Boston judge works hard to keep kids from going bad

Too many young people, 10 to 14, ''hang out'' and ''walk the streets'' during school hours, and Harry J. Elam is disturbed -- so upset that he is knocking on doors, dialing telephone numbers, and buttonholing people.

''Urban adolescents need help, and it takes adults to help them,'' says Mr. Elam, chief justice of the Boston Municipal Court. ''And I am afraid that if I do nothing, and others do nothing, they shall one day appear before me in court. And my job may be to send them to jail.''

Judge Elam says that he already sees ''too many juveniles'' as defendants in court or as ''deadbeats'' on the street ''with nowhere to go.''

The Judge has devised a program -- he calls it Project Commitment -- that he hopes will help junior high school youths turn away from the streets toward taking a shot at a career. He unveiled his plan to the Boston public Feb. 10 at the John F. Kennedy Memorial Library.

Project Commitment has been in operation in six public junior high schools since September. Judge Elam, assisted by Ruth Batson, on loan from Boston University where she is a faculty member, has recruited five other judges to work with him. Each judge is working with a school and its principal.

All six are inner-city schools with reputations for problem students. Although young, many of the students already have been in trouble for attacking classmates and even teachers. Absenteeism is high.

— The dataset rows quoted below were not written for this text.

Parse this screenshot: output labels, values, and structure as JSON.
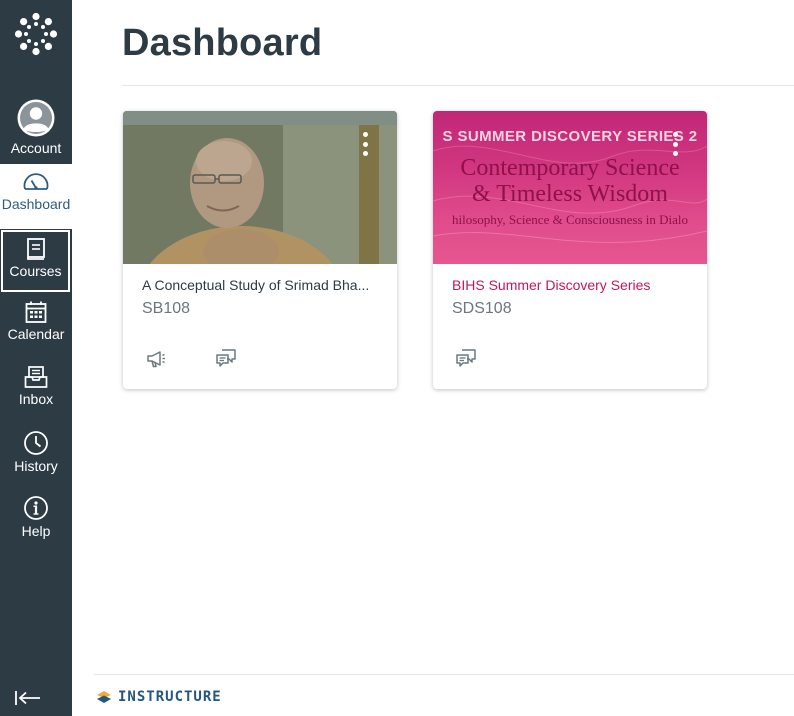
{
  "sidebar": {
    "account_label": "Account",
    "dashboard_label": "Dashboard",
    "courses_label": "Courses",
    "calendar_label": "Calendar",
    "inbox_label": "Inbox",
    "history_label": "History",
    "help_label": "Help",
    "active_item": "Dashboard",
    "colors": {
      "background": "#2d3b45",
      "active_text": "#2d5b84"
    }
  },
  "page": {
    "title": "Dashboard"
  },
  "courses": [
    {
      "title": "A Conceptual Study of Srimad Bha...",
      "code": "SB108",
      "icons": [
        "announcements-icon",
        "discussions-icon"
      ]
    },
    {
      "title": "BIHS Summer Discovery Series",
      "code": "SDS108",
      "title_color": "#c2185b",
      "banner": {
        "top_text": "S SUMMER DISCOVERY SERIES 2",
        "heading_line1": "Contemporary Science",
        "heading_line2": "& Timeless Wisdom",
        "subtitle": "hilosophy, Science & Consciousness in Dialo"
      },
      "icons": [
        "discussions-icon"
      ]
    }
  ],
  "footer": {
    "brand": "INSTRUCTURE"
  }
}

''Too many evil influences -- drugs, prostitution, crime -- are seeking to entice these young people away from school,'' Judge Elam says. ''And these schools, hampered by budget cuts, offer little that appeals to these students. Our goal is to offer them alternative role models to copy.''

Mrs. Batson, a civic leader who works in behalf of children, is no longer on loan, but she volunteers her free time as acting director of Project Commitment. Assisted by Constance Booker, a work-study student from Northeastern University, she keeps an office open at the centrally located Harriet Tubman House, an inner-city cultural and community center. They have recruited 100 volunteers.

''Our goal is to find 200 more people, giving each school 50 volunteers,'' Judge Elam explains. ''Each volunteer is committed to give at least four hours a month to a school and its students.''

He emphasized these aims to 500 people who attended the public meeting at the Kennedy Library. And he also stressed the basic need of his project: ''As a judge I cannot ask for money, but there are others here who can speak out.''

Currently Project Commitment operates from a neighborhood social-service center, located within walking distance of downtown. ''Frankly, we have no money to pay any rent,'' Judge Elam told the meeting.

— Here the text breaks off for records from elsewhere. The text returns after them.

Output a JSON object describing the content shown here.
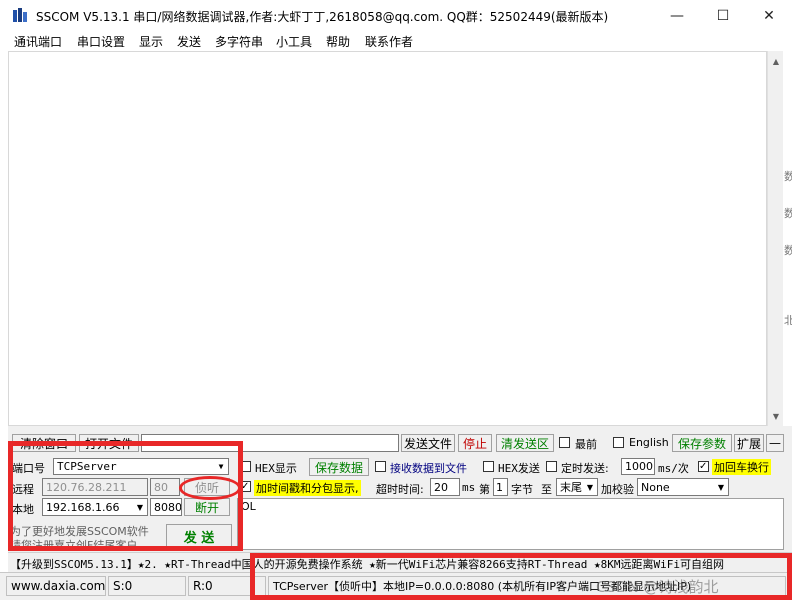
{
  "window": {
    "title": "SSCOM V5.13.1 串口/网络数据调试器,作者:大虾丁丁,2618058@qq.com. QQ群：52502449(最新版本)",
    "controls": {
      "minimize": "—",
      "maximize": "☐",
      "close": "✕"
    }
  },
  "menu": [
    "通讯端口",
    "串口设置",
    "显示",
    "发送",
    "多字符串",
    "小工具",
    "帮助",
    "联系作者"
  ],
  "right_edge_texts": [
    "数",
    "数",
    "数",
    "北"
  ],
  "toolbar": {
    "clear_window": "清除窗口",
    "open_file": "打开文件",
    "send_file": "发送文件",
    "stop": "停止",
    "clear_send": "清发送区",
    "topmost": "最前",
    "english": "English",
    "save_params": "保存参数",
    "expand": "扩展",
    "collapse": "—"
  },
  "connection": {
    "port_label": "端口号",
    "port_value": "TCPServer",
    "remote_label": "远程",
    "remote_ip": "120.76.28.211",
    "remote_port": "80",
    "listen_button": "侦听",
    "local_label": "本地",
    "local_ip": "192.168.1.66",
    "local_port": "8080",
    "disconnect_button": "断开"
  },
  "options": {
    "hex_display": "HEX显示",
    "save_data": "保存数据",
    "receive_to_file": "接收数据到文件",
    "hex_send": "HEX发送",
    "timed_send": "定时发送:",
    "interval": "1000",
    "interval_unit": "ms/次",
    "add_crlf": "加回车换行",
    "add_timestamp": "加时间戳和分包显示,",
    "timeout_label": "超时时间:",
    "timeout_value": "20",
    "timeout_unit": "ms",
    "byte_from_label": "第",
    "byte_from": "1",
    "byte_unit": "字节",
    "to_label": "至",
    "to_value": "末尾",
    "checksum_label": "加校验",
    "checksum_value": "None"
  },
  "send_area": {
    "text": "OL",
    "send_button": "发  送"
  },
  "promo": {
    "line1": "为了更好地发展SSCOM软件",
    "line2": "请您注册嘉立创F结尾客户"
  },
  "upgrade_bar": "【升级到SSCOM5.13.1】★2. ★RT-Thread中国人的开源免费操作系统 ★新一代WiFi芯片兼容8266支持RT-Thread ★8KM远距离WiFi可自组网",
  "status": {
    "website": "www.daxia.com",
    "sent": "S:0",
    "received": "R:0",
    "message": "TCPserver【侦听中】本地IP=0.0.0.0:8080 (本机所有IP客户端口号都能显示地址IP)",
    "watermark": "CSDN @诗浅韵北"
  },
  "colors": {
    "highlight_box": "#e82828",
    "green_text": "#008000",
    "red_text": "#c00000",
    "yellow_label": "#ffff00"
  }
}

Originally, the program had set a budget of $250,000. This would provide a project director, an office staff, and a paid worker at each school.

''We have been forced to scale this down to $100,000,'' Mrs. Batson says. ''Contributions have only trickled in. With the minibudget we can afford a bare-bones staff -- project director and a full-time clerical administrative assistant for the office and hopefully a work-study or graduate student at each school. The students will be paid small stipends.''

Overhead will include rent, telephone, and supplies.

''Saving these young people,'' Judge Elam says, ''is so important that we had to call the public meeting. We have received some contributions from local corporations and the Shaw Foundation. We shall seek United Way help next year.''

Various community agencies have also helped Project Commitment during its first year, says Mrs. Batson. ''It is difficult to launch an enterprise like this without full-time paid help and make it work,'' she says.